🤖 AI Summary
Large Vision-Language Models (LVLMs) exhibit novel security vulnerabilities when integrating visual inputs, enabling conventional adversarial attacks to bypass built-in safety mechanisms. This work identifies the representational origins of this phenomenon and proposes the first two-stage adversarial evaluation framework: Stage I disentangles attack outcomes into three categories—instruction violation, refusal response, and successful attack; Stage II conducts fine-grained safety alignment assessment by jointly leveraging representational analysis, adversarial modeling, and behavioral quantification against an idealized safety response specification.
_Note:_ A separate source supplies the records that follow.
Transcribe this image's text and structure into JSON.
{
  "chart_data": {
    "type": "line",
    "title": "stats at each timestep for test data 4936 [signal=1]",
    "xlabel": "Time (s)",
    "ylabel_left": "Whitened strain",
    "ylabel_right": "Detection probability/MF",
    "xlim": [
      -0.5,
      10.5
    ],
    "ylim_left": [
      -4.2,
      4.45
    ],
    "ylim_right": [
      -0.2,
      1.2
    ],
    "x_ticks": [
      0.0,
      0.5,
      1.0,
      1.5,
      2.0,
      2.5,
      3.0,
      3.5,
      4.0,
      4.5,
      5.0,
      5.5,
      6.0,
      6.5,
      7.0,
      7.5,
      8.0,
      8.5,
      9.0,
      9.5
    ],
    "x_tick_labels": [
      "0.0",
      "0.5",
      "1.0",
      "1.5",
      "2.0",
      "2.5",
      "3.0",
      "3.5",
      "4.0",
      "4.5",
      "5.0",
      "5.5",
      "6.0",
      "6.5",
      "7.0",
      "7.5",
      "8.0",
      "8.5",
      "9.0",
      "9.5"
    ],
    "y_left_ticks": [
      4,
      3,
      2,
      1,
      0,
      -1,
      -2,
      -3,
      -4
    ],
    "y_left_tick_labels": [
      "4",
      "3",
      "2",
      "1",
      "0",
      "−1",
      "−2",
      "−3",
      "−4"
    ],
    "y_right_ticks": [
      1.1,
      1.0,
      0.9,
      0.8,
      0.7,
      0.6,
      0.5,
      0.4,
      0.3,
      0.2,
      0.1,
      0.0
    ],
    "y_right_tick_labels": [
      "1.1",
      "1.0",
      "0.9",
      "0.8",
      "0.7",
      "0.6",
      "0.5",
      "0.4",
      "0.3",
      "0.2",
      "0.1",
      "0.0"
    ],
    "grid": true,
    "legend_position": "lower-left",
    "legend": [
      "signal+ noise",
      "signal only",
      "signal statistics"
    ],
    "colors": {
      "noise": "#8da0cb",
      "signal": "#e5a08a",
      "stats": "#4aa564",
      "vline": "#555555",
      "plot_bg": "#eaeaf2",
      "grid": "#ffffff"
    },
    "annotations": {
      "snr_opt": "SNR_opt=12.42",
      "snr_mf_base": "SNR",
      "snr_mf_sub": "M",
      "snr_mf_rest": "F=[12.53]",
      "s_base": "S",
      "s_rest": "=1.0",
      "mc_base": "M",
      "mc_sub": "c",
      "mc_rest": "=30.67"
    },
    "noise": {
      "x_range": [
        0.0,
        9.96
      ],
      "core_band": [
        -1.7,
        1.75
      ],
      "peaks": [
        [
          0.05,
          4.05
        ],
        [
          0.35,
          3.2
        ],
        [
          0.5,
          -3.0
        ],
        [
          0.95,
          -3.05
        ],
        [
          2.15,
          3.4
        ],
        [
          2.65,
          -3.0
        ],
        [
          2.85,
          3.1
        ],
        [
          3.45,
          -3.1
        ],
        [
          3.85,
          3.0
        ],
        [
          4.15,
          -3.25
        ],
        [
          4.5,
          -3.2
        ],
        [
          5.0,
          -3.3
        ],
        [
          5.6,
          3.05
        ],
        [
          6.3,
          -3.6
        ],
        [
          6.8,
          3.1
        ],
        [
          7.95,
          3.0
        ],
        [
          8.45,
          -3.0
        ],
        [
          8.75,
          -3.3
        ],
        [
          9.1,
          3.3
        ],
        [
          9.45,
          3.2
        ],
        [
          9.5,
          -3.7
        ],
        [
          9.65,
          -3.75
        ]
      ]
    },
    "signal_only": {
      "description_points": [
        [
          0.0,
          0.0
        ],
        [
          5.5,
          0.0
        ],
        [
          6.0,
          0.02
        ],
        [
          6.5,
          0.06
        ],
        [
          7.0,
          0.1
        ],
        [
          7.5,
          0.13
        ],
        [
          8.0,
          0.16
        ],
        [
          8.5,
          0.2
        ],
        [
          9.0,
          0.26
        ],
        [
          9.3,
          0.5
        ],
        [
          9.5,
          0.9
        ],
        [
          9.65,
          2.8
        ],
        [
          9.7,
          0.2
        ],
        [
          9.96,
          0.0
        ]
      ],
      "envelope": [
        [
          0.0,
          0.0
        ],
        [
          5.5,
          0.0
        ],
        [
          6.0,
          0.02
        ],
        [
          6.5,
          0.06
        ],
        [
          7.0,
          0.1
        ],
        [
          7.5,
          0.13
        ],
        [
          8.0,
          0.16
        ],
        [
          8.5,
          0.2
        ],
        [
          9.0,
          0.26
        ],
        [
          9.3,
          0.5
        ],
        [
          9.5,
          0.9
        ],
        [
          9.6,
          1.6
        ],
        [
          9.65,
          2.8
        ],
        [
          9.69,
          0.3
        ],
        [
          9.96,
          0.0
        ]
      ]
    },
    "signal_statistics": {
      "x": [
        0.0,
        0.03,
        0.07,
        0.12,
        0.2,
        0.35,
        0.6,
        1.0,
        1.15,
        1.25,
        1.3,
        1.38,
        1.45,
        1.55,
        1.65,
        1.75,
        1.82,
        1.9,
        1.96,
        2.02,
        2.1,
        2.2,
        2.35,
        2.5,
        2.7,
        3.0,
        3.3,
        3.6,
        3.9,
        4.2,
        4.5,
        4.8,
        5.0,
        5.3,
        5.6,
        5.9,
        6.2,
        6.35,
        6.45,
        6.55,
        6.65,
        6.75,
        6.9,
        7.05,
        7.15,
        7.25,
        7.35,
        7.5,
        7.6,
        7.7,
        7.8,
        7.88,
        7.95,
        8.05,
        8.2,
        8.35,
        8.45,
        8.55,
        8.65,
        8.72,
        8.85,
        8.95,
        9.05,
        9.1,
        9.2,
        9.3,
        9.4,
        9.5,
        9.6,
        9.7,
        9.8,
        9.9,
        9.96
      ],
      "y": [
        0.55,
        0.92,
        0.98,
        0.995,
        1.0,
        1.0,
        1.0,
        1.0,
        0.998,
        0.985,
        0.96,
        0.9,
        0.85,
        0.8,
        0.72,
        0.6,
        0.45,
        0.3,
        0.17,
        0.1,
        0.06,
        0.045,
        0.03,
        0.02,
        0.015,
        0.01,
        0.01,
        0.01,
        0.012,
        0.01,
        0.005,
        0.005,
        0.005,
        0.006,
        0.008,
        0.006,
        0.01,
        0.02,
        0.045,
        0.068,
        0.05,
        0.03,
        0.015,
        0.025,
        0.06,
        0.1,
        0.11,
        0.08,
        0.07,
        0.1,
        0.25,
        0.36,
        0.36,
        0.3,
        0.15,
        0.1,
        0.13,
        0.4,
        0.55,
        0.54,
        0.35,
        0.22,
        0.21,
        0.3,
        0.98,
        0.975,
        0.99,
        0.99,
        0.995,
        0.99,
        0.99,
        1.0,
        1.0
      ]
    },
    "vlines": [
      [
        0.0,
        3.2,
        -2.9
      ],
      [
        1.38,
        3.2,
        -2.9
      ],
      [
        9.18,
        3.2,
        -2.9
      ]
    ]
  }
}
Our study provides the first systematic characterization of LVLM safety failure modes, establishes a quantifiable multimodal safety evaluation standard, and delivers both theoretical foundations and practical methodologies for enhancing model robustness and safety alignment. (132 words)
📝 Abstract
Large Vision-Language Models (LVLMs) have shown remarkable capabilities across a wide range of multimodal tasks. However, their integration of visual inputs introduces expanded attack surfaces, thereby exposing them to novel security vulnerabilities. In this work, we conduct a systematic representational analysis to uncover why conventional adversarial attacks can circumvent the safety mechanisms embedded in LVLMs. We further propose a novel two stage evaluation framework for adversarial attacks on LVLMs. The first stage differentiates among instruction non compliance, outright refusal, and successful adversarial exploitation. The second stage quantifies the degree to which the model's output fulfills the harmful intent of the adversarial prompt, while categorizing refusal behavior into direct refusals, soft refusals, and partial refusals that remain inadvertently helpful. Finally, we introduce a normative schema that defines idealized model behavior when confronted with harmful prompts, offering a principled target for safety alignment in multimodal systems.